PUTRAJAYA (THE STAR/ASIA NEWS NETWORK, REUTERS) - Malaysia's Attorney-General (A-G) Mohamed Apandi Ali has been told to take a leave of absence and will be temporarily replaced by the Solicitor-General, said Prime Minister Mahathir Mohamad on Monday (May 14).
Tun Dr Mahathir, 92, said although the Attorney-General's contract had been recently renewed, the government would go through the proper process to initiate investigations against Tan Sri Apandi.
"While he is on leave, the Solicitor-General will take over his work and will carry on his job," he told a press conference.
Asked whether Mohamed Apandi was being investigated, the Prime Minister said a police report must first be lodged before an investigation can be done.
"We need a basis for an investigation.

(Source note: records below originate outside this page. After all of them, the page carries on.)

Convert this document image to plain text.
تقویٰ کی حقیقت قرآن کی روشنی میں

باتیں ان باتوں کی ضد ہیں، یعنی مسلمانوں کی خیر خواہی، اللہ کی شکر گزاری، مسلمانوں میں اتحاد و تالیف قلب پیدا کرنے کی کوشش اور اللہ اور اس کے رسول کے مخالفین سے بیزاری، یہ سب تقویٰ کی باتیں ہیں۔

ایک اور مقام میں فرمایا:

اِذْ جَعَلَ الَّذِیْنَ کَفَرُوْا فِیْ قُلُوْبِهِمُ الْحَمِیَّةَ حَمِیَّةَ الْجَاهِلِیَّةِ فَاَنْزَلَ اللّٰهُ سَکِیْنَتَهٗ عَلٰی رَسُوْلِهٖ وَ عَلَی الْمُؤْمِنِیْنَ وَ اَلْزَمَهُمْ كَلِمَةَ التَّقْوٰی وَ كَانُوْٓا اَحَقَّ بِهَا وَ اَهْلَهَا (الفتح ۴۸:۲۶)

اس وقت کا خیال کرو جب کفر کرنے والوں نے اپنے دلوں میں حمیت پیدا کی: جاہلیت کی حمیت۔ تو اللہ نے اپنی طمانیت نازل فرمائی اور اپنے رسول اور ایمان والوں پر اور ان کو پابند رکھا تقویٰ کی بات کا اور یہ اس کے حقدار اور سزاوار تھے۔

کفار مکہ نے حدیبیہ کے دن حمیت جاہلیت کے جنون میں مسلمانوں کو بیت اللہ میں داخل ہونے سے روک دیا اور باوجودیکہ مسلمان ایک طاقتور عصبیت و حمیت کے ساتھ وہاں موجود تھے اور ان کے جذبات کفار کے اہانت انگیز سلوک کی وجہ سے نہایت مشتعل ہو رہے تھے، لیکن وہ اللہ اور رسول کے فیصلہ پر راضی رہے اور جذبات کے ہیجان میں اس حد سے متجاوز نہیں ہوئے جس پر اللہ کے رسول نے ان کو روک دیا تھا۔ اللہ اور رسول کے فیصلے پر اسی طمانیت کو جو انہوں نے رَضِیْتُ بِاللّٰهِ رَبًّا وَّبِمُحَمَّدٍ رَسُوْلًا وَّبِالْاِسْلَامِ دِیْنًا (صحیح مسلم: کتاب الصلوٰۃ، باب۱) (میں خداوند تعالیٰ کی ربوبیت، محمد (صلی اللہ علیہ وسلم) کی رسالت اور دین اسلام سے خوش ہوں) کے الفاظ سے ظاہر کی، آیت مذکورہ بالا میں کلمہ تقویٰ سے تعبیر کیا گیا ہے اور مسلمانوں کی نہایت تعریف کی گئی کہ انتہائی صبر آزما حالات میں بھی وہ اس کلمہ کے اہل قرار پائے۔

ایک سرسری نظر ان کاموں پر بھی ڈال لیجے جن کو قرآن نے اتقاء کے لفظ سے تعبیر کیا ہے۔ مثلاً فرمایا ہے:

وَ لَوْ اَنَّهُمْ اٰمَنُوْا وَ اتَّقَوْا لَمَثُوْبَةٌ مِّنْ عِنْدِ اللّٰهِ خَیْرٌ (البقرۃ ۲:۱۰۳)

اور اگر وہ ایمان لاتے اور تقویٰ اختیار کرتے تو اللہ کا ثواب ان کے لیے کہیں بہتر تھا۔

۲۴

At this moment, we have yet to lodge a formal report, although there are a lot of allegations made against Apandi," said Dr Mahathir.
"We need a report and based on that, we will carry out a full investigation," he said.
"When the investigation is carried out, action can be taken, including to suspend the A-G or other action, including barring him from travelling outside the country," he added.
Apandi had reported to work on Monday, the first working day since Dr Mahathir's Pakatan Harapan alliance won the May 9 polls.
Dr Mahathir had previously said that the A-G had "undermined his own credibility" and indicated that several government servants would be investigated for their roles in the aborted probe into the financial scandal surrounding the 1Malaysia Development Berhad (1MDB) state fund.
1MDB is facing investigations in several countries over allegations of graft and financial mismanagement.
Apandi had cleared former Prime Minister Najib Razak of wrongdoing after it was revealed that some 2.6 billion ringgit (S$647.09 million) alleged to be 1MDB funds were transferred to his bank accounts.
Dr Mahathir told reporters Monday the government was generally aware of the whereabouts of 1MDB-linked financier Jho Low.
He said that he would also appoint a new chief of the country's anti-graft agency following the resignation of Dzulkifli Ahmad from his post as the chief of the Malaysian Anti-Corruption Commission.
Tan Sri Dzulkifli, who took over from Tan Sri Abu Kassim Mohamed two years ago, tendered his resignation letter on Monday morning.
All alleged crimes committed by the previous government would be investigated, he said, adding that government ministries had been instructed that no documents could be taken out or destroyed.